ASSIGNMENT. This Agreement is personal to each of the Parties. No rights or obligations may be assigned or delegated by either Party at any time unless such assignment is in writing and signed by both Parties.

FORCE MAJEURE. If either Party is unable to perform any of its obligations, with the exception of payment, by reason of fire or other casualty, strike, act or order of public authority, global pandemic, administrative order by governmental authority, act of God, or other cause beyond the control of such Party (hereinafter, a “Force Majeure Event”), then such Party shall be excused from such performance during the pendency of such cause. COVID-19 and any related governmental orders or shutdowns are known phenomena and not Force Majeure events. The Party suffering a Force Majeure Event shall give written notice within five (5) days of the Force Majeure Event to the other Party, stating the period of time the occurrence is expected to continue and shall use diligent efforts to end the failure or delay and ensure the effects of such Force Majeure Event are minimized.
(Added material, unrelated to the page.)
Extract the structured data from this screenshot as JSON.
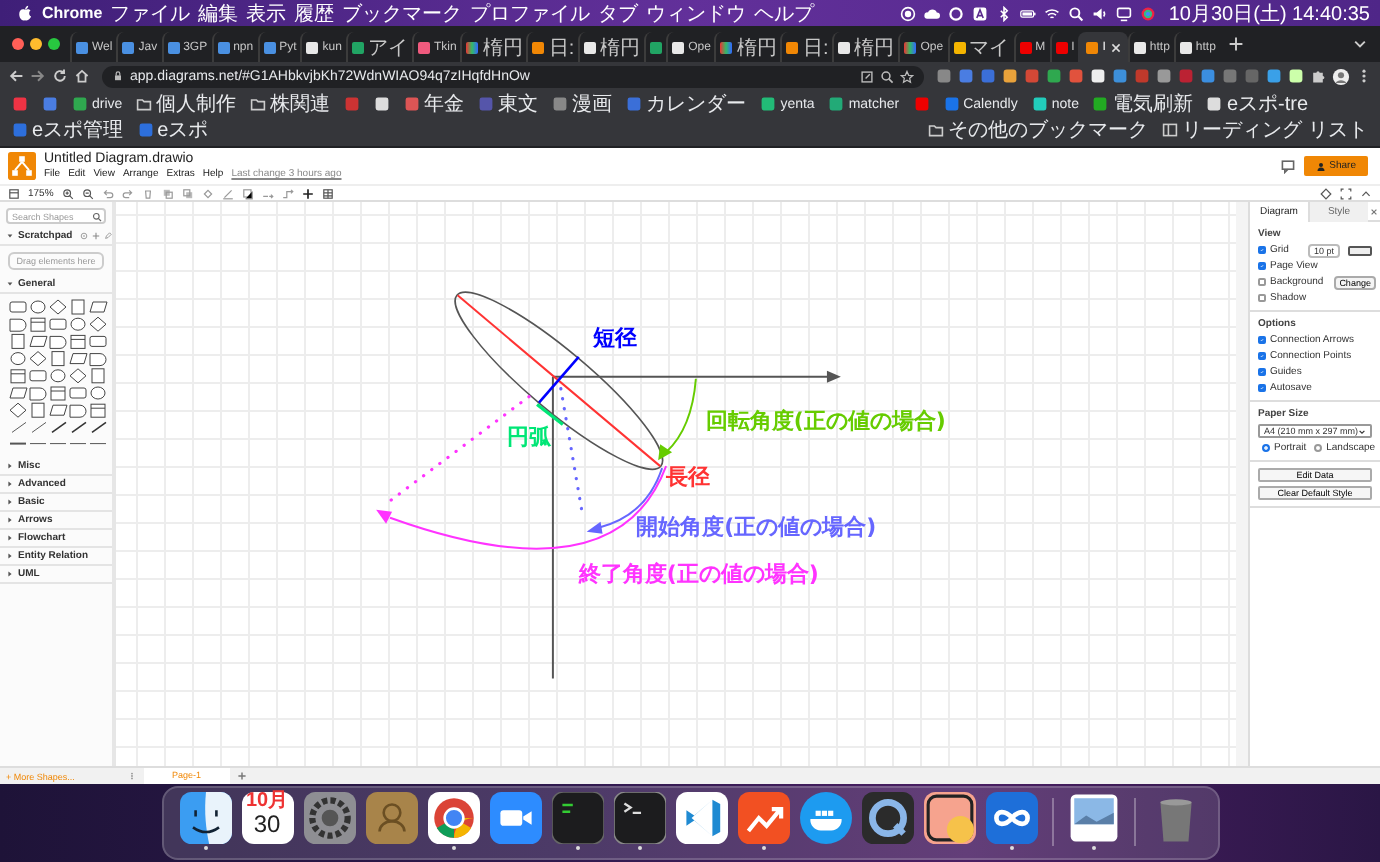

WAIVER. The failure of either Party to enforce any provision of this Agreement shall not be construed as a waiver or limitation of that Party’s right to subsequently enforce and compel strict compliance with every provision of this Agreement.

SEVERABILITY. If any portion of this Agreement is deemed to be illegal or unenforceable, the remaining provisions of this Agreement remain in full force.

MERGER/FINAL AGREEMENT. This Agreement constitutes the final, exclusive agreement between the parties. All earlier and contemporaneous agreements, negotiations, understandings, representations and warranties between the parties on the matters contained in this Agreement are expressly merged into and superseded by this Agreement.

NOTICES. All notices, claims, and demands made under this Agreement must be in writing and addressed to the other Party at the email address set forth below. A notice by a Party is effective only if the Party giving the Notice has complied with the requirements of this Section.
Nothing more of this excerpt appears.